A starring role in Scrubs, which premiered in 2001, allowed Braff to put on-screen transvestitism behind him forever, and gave his old neighbours something a little less cringeworthy to talk about.
"It totally transformed my life. I mean, it's basically given me a career. You know, I was a waiter, and now I'm sitting here talking to you about my film. And this wouldn't be possible without Scrubs."
He's obviously a genuine fan of the show in which he stars. "It just makes me laugh," he says. "Very little TV makes me laugh, but this does. And the characters are great."
He's particularly fond of JD's magnificent nemesis, the nameless hospital Janitor, and says that the cunning custodian's name will never be revealed. "Never. I don't think he actually has a name. The characters have just started calling him 'Janitor' in the show, especially Sarah [ Chalke, who plays Eliot], which is just... " He shakes his head, laughing uncontrollably.

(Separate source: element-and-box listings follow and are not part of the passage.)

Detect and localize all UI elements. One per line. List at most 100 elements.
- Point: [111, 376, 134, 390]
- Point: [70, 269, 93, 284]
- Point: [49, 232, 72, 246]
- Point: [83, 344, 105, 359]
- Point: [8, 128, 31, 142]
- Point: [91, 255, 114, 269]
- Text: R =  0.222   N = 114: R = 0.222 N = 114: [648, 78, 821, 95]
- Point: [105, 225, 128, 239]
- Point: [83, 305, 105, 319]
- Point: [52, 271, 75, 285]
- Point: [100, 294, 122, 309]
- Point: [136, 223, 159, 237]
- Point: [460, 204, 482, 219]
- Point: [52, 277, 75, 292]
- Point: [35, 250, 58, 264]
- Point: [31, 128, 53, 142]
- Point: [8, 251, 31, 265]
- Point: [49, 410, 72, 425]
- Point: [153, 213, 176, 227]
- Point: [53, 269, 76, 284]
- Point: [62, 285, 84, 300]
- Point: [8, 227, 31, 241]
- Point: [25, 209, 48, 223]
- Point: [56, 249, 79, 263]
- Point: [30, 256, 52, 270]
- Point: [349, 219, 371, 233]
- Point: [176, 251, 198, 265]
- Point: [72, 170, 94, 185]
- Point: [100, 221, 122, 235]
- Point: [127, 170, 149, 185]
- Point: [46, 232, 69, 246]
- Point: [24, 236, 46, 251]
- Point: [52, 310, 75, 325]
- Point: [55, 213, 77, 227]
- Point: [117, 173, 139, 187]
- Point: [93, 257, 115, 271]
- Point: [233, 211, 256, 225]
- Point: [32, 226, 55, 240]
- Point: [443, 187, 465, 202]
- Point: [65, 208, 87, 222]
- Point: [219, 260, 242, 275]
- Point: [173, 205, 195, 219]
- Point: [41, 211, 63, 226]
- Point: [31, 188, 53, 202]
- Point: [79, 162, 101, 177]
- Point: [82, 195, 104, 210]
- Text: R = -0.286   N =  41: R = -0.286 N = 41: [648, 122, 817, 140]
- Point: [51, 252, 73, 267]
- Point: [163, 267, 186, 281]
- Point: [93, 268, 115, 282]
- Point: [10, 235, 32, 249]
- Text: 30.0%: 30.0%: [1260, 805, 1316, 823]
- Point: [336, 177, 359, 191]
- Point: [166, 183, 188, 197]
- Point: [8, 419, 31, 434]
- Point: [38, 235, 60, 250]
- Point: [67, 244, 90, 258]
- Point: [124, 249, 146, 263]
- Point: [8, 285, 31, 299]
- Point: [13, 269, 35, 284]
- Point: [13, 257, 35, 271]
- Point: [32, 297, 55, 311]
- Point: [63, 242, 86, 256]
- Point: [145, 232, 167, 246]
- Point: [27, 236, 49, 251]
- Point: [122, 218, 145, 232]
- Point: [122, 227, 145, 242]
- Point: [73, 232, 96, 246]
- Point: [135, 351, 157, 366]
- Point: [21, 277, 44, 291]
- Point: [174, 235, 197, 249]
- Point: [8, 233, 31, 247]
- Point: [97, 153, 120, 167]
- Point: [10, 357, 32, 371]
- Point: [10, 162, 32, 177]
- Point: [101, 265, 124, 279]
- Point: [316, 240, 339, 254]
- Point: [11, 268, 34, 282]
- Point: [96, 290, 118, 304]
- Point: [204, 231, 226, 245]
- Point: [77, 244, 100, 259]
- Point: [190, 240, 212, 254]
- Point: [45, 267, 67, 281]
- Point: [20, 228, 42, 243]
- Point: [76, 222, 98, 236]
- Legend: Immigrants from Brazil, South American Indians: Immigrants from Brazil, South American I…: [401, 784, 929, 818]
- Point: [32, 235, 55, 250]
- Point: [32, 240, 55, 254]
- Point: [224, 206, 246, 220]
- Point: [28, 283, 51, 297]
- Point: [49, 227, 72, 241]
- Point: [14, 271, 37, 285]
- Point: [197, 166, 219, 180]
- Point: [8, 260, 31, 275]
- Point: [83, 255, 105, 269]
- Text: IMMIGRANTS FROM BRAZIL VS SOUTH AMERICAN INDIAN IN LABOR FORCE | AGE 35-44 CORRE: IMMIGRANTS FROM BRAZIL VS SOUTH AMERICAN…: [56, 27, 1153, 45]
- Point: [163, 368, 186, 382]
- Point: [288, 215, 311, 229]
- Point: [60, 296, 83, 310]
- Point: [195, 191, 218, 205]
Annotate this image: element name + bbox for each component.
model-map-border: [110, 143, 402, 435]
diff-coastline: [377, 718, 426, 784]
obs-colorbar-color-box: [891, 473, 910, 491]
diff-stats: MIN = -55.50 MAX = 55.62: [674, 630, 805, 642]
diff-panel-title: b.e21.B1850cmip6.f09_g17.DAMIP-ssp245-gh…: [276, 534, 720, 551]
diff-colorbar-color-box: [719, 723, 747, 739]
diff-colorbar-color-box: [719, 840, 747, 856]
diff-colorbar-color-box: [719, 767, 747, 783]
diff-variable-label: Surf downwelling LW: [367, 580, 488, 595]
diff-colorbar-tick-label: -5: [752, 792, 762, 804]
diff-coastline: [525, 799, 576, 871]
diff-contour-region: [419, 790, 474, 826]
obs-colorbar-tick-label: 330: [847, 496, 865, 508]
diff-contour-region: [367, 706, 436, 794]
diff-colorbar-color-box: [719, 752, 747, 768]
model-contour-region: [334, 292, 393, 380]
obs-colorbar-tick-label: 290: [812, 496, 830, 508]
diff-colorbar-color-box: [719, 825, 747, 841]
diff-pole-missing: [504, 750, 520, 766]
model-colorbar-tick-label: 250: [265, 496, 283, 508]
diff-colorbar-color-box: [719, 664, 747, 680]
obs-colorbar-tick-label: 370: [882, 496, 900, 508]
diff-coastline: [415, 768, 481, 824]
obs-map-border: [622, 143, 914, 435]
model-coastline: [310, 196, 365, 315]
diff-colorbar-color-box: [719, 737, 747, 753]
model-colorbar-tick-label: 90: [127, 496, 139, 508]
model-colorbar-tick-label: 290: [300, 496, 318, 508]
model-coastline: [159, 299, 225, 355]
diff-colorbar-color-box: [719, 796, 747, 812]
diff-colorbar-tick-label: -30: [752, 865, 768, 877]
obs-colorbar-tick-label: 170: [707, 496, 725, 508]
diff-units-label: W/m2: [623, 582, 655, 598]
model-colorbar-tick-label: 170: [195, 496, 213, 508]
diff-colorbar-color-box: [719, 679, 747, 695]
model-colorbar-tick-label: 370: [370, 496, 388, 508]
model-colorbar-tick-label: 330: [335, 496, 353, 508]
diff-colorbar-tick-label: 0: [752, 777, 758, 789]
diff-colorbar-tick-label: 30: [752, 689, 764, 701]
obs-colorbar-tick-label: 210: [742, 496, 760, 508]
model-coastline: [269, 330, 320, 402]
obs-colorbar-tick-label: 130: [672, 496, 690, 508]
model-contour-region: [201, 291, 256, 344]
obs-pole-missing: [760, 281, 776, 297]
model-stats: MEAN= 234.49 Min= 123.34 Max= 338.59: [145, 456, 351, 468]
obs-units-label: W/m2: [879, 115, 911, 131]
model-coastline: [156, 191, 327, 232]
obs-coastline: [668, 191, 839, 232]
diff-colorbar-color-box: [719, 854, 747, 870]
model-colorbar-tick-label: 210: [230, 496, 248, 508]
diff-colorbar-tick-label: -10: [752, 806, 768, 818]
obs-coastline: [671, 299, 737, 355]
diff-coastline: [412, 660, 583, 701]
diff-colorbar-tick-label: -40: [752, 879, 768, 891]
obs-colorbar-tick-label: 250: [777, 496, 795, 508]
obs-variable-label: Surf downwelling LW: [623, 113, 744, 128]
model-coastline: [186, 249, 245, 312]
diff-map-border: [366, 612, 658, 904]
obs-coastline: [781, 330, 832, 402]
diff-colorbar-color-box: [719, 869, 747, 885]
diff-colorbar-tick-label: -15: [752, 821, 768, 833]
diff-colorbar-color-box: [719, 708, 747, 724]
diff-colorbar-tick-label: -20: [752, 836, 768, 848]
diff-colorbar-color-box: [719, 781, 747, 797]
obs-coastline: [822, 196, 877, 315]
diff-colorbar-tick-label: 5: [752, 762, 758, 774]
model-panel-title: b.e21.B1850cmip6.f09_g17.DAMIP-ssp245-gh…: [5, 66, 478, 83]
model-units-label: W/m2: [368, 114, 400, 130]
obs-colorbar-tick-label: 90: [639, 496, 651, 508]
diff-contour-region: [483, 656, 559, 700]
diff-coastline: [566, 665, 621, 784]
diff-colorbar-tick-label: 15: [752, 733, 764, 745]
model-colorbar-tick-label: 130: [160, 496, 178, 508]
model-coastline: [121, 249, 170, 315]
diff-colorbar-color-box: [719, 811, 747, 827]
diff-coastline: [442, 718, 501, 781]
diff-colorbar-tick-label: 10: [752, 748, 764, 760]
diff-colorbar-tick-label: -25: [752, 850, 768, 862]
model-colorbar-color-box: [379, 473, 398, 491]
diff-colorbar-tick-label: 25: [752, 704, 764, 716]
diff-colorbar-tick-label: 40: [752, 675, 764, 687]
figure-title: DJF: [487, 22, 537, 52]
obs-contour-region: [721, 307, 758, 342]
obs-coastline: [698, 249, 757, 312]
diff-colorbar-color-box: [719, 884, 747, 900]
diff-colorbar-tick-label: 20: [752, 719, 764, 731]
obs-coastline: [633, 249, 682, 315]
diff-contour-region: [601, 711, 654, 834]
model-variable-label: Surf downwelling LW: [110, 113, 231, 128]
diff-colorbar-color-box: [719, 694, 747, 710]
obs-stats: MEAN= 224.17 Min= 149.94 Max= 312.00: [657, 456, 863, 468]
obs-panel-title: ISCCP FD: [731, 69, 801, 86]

Braff recently directed a few episodes of the sitcom. "It's weird directing your friends, but everyone was very supportive," he says. "I'd definitely do it again." But he admits that directing Scrubs is very different from directing his own project.
Despite the critical and commercial success of Garden State, Braff has no plans to leave Scrubs, but he's also sticking with film-making. His next project is an adaptation of a children's book called Andrew Henry's Meadow. He's currently working on the script with his brother Joshua, himself a novelist.
"It's a book I loved as a kid, and I think it would make a cool kids' movie," he says. "What's it about? Well, it's hard to describe, but basically it's like if Terry Gilliam directed The Goonies."
It sounds like quite a challenge. But then, having battled with Janitor, appeared in drag in front of all his old neighbours, and written and directed his own film, Zach Braff shouldn't have too much of a problem with that.